X-rays do heat the plasma in a bomb (possibly also in the small plasmoid in the DPF?) but that is because the density is perhaps ~ 1,000,000 times greater. In such a comparison an x-ray passing through a volume in the bomb would need 1 million as many passes in a Polywell- and that assumes a linear relationship. Actually, I think this number would need to be squared (10^12 passes) as the MFP of a particle varies as the square of the density.

One thousand eV x-rays are pretty cool.
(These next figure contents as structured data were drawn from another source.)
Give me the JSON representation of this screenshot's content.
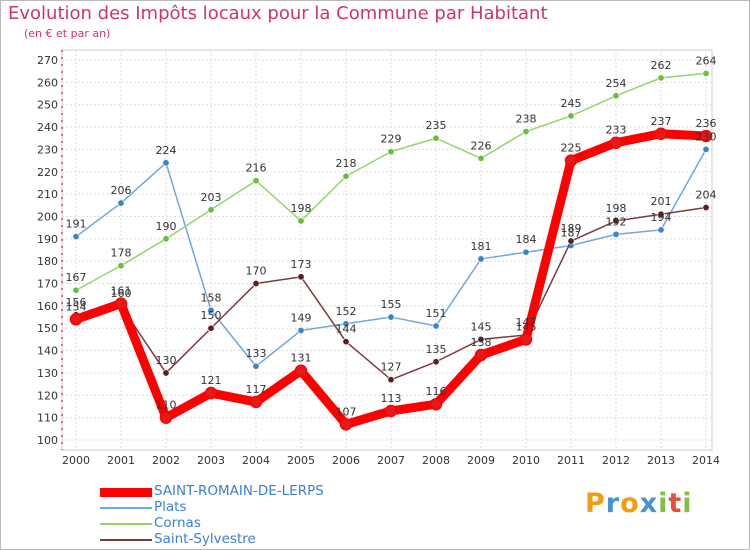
{
  "chart_data": {
    "type": "line",
    "title": "Evolution des Impôts locaux pour la Commune par Habitant",
    "subtitle": "(en € et par an)",
    "categories": [
      "2000",
      "2001",
      "2002",
      "2003",
      "2004",
      "2005",
      "2006",
      "2007",
      "2008",
      "2009",
      "2010",
      "2011",
      "2012",
      "2013",
      "2014"
    ],
    "ylim": [
      100,
      270
    ],
    "yticks": [
      100,
      110,
      120,
      130,
      140,
      150,
      160,
      170,
      180,
      190,
      200,
      210,
      220,
      230,
      240,
      250,
      260,
      270
    ],
    "grid": true,
    "series": [
      {
        "name": "SAINT-ROMAIN-DE-LERPS",
        "color": "#ff0000",
        "marker": "#e31b1b",
        "values": [
          154,
          161,
          110,
          121,
          117,
          131,
          107,
          113,
          116,
          138,
          145,
          225,
          233,
          237,
          236
        ]
      },
      {
        "name": "Plats",
        "color": "#6fa8dc",
        "marker": "#3d85c6",
        "values": [
          191,
          206,
          224,
          158,
          133,
          149,
          152,
          155,
          151,
          181,
          184,
          187,
          192,
          194,
          230
        ]
      },
      {
        "name": "Cornas",
        "color": "#93d56b",
        "marker": "#6abf3a",
        "values": [
          167,
          178,
          190,
          203,
          216,
          198,
          218,
          229,
          235,
          226,
          238,
          245,
          254,
          262,
          264
        ]
      },
      {
        "name": "Saint-Sylvestre",
        "color": "#7a3b3b",
        "marker": "#5c1e1e",
        "values": [
          156,
          160,
          130,
          150,
          170,
          173,
          144,
          127,
          135,
          145,
          147,
          189,
          198,
          201,
          204
        ]
      }
    ]
  },
  "legend": {
    "items": [
      {
        "label": "SAINT-ROMAIN-DE-LERPS"
      },
      {
        "label": "Plats"
      },
      {
        "label": "Cornas"
      },
      {
        "label": "Saint-Sylvestre"
      }
    ]
  },
  "logo": {
    "letters": [
      "P",
      "r",
      "o",
      "x",
      "i",
      "t",
      "i"
    ],
    "colors": [
      "#f39c12",
      "#4a90d9",
      "#f39c12",
      "#4a90d9",
      "#7fc241",
      "#e74c3c",
      "#7fc241"
    ]
  }
}
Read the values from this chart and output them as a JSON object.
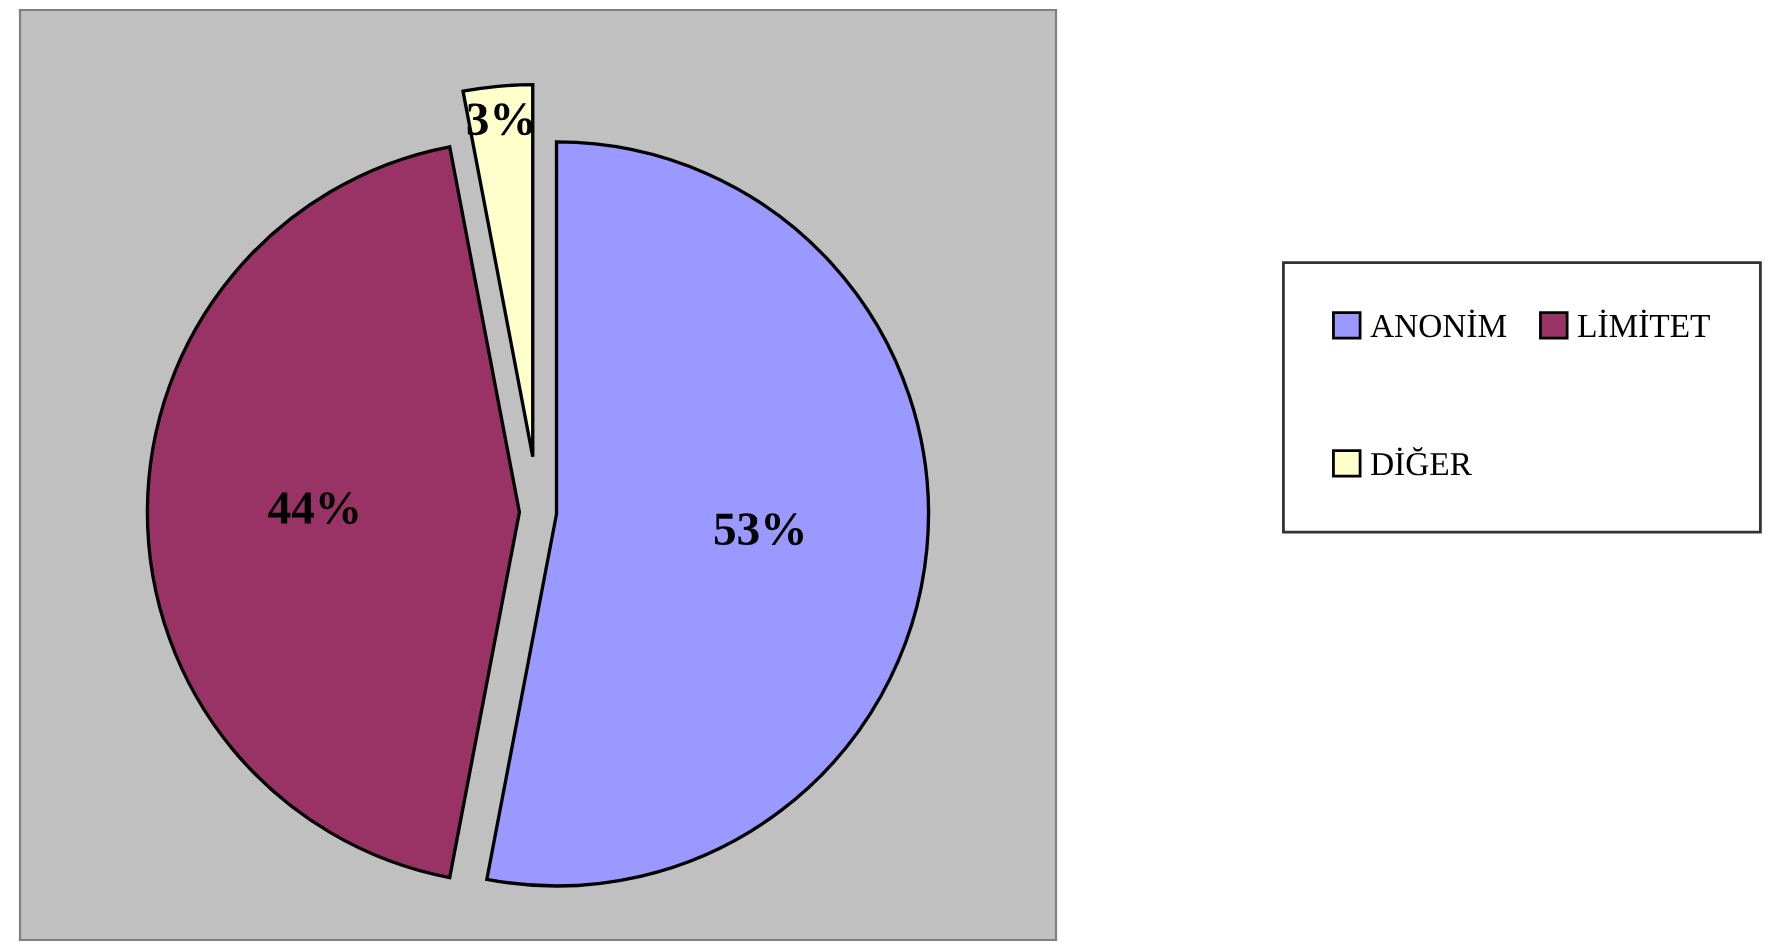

In a Tokamak the average x-ray energy may be ~5-15 KeV. In a P-B11 Polywell, FRC, or DPF the Bremmstrulung x-rays may be in this range or up to several hundred KeV. How would that effect the X-ray reflection turning radius?

Dan Tibbets

[Giorgio]

I fully agree with your post.
If the Polywelll will generate x-ray in a consistent percentage than the only way to use them will be to find a suitable solution to efficiently convert them in electricity.

[ladajo]

At the least we can use the Xrays to heat water or something. Energy recovery would be the better move. Or even along the lines of some of the nano enabled solar cells, maybe we could get one sensitive to Xrays at the energy levels required.